Artwork
Giffen's art has taken on many styles over the years. His early work tended towards a heavy influence from Jack Kirby. After an early stint at Marvel, he began doing layouts for artist Wally Wood during the 1976 revival of the Justice Society of America in All Star Comics.
When he returned to comics after a hiatus, his style was more precise and reminiscent of George Pérez and Jim Starlin, and helped make Legion of Super-Heroes DC's second most popular comic after Pérez's New Teen Titans. It was his work on the Legion that rocketed him to comic book artist fame and gave him a creative control with the national companies that few artists achieved. He peppered his artwork with in-jokes such as upside down Superman logos, hidden Marvel characters, eyeball creatures, and scrawled humorous messages on signs in the background of his panels in the alternate futuristic alphabet Interlac.

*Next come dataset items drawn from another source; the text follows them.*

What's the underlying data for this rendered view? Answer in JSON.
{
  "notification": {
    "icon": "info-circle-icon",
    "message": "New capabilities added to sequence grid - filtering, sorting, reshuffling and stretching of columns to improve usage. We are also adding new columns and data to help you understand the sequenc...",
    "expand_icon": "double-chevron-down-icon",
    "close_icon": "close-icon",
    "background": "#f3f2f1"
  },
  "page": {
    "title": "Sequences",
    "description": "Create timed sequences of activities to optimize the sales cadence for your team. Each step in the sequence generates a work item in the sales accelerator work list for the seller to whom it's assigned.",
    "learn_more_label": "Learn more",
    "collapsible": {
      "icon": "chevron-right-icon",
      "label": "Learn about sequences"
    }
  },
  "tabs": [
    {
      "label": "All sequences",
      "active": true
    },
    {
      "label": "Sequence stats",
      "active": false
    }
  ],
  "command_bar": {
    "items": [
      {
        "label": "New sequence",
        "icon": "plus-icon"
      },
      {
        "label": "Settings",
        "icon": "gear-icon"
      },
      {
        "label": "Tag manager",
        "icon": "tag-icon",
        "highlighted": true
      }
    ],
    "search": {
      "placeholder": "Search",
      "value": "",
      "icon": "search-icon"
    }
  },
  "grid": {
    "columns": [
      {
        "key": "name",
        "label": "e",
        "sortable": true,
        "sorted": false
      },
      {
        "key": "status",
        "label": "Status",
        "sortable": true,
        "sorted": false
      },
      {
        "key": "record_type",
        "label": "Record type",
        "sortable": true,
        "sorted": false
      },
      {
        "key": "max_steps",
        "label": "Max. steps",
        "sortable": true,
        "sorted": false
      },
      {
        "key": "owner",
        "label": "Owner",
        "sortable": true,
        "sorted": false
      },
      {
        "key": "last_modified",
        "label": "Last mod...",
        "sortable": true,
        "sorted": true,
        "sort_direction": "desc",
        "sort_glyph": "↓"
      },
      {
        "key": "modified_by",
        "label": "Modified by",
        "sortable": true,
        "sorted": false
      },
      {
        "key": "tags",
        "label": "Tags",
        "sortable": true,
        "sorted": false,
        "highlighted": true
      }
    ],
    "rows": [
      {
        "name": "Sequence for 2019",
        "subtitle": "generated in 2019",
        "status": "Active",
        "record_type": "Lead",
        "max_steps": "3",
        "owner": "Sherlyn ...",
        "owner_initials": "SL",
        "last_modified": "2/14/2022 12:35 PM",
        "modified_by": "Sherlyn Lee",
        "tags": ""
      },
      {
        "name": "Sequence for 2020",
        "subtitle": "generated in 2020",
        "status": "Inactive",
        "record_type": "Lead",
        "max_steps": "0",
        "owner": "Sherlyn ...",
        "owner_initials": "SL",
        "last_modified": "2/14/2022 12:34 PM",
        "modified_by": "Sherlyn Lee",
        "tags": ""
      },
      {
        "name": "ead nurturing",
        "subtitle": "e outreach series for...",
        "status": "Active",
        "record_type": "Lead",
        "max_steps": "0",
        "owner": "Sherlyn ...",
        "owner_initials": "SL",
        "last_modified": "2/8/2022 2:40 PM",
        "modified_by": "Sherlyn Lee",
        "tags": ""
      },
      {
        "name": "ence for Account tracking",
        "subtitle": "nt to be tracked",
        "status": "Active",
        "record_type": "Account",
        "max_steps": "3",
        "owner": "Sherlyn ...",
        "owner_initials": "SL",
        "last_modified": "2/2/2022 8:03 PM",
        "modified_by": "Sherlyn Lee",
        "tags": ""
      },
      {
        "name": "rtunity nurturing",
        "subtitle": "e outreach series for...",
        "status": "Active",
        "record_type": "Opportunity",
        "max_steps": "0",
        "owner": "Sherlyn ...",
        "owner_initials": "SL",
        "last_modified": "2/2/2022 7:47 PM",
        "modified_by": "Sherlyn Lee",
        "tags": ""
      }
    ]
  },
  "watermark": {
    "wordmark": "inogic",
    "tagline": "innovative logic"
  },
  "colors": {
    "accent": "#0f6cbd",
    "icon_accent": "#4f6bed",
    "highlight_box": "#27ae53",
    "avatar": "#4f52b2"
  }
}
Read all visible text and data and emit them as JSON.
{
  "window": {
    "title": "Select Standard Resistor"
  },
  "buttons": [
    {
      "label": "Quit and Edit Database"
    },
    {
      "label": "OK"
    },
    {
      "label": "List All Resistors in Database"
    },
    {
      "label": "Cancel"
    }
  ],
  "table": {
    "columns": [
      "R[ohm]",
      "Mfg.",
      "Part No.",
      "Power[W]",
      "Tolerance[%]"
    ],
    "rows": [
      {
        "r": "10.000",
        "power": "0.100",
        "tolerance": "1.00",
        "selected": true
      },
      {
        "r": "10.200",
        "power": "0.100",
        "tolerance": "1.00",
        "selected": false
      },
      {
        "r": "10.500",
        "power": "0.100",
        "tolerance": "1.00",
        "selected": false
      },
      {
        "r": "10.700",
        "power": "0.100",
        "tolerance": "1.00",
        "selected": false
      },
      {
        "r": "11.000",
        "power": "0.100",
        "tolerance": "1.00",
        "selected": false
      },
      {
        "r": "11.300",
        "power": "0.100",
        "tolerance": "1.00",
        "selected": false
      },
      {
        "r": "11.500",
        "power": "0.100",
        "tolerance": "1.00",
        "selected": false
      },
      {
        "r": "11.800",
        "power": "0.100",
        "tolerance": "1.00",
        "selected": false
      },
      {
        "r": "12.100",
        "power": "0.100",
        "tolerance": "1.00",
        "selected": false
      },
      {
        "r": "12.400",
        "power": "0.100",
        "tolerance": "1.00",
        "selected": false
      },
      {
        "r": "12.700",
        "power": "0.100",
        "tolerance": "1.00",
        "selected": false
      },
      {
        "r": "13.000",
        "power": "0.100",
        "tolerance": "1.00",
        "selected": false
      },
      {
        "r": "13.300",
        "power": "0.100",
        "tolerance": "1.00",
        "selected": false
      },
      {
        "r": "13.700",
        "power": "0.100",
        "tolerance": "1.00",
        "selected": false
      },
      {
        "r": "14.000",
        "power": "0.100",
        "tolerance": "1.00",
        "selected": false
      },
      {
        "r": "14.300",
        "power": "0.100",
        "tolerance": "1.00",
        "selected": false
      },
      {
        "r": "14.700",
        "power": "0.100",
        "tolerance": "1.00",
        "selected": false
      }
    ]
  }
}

As Giffen's style loosened up, he found himself drawn to the work of José Muñoz (see Controversy). Soon thereafter he developed a scratchier, more impressionistic style, using a highly stlylized method of drawing directly with ink, on titles such as Trencher, Lobo Infanticide and Images Of Shadowhawk.
After his lengthy sabbatical from comics work, Giffen returned with a style influenced by his Justice League artist Kevin Maguire that was mid-way between the tight, controlled pencils of his early Legion days and the freer but less anatomically correct style he had later adopted.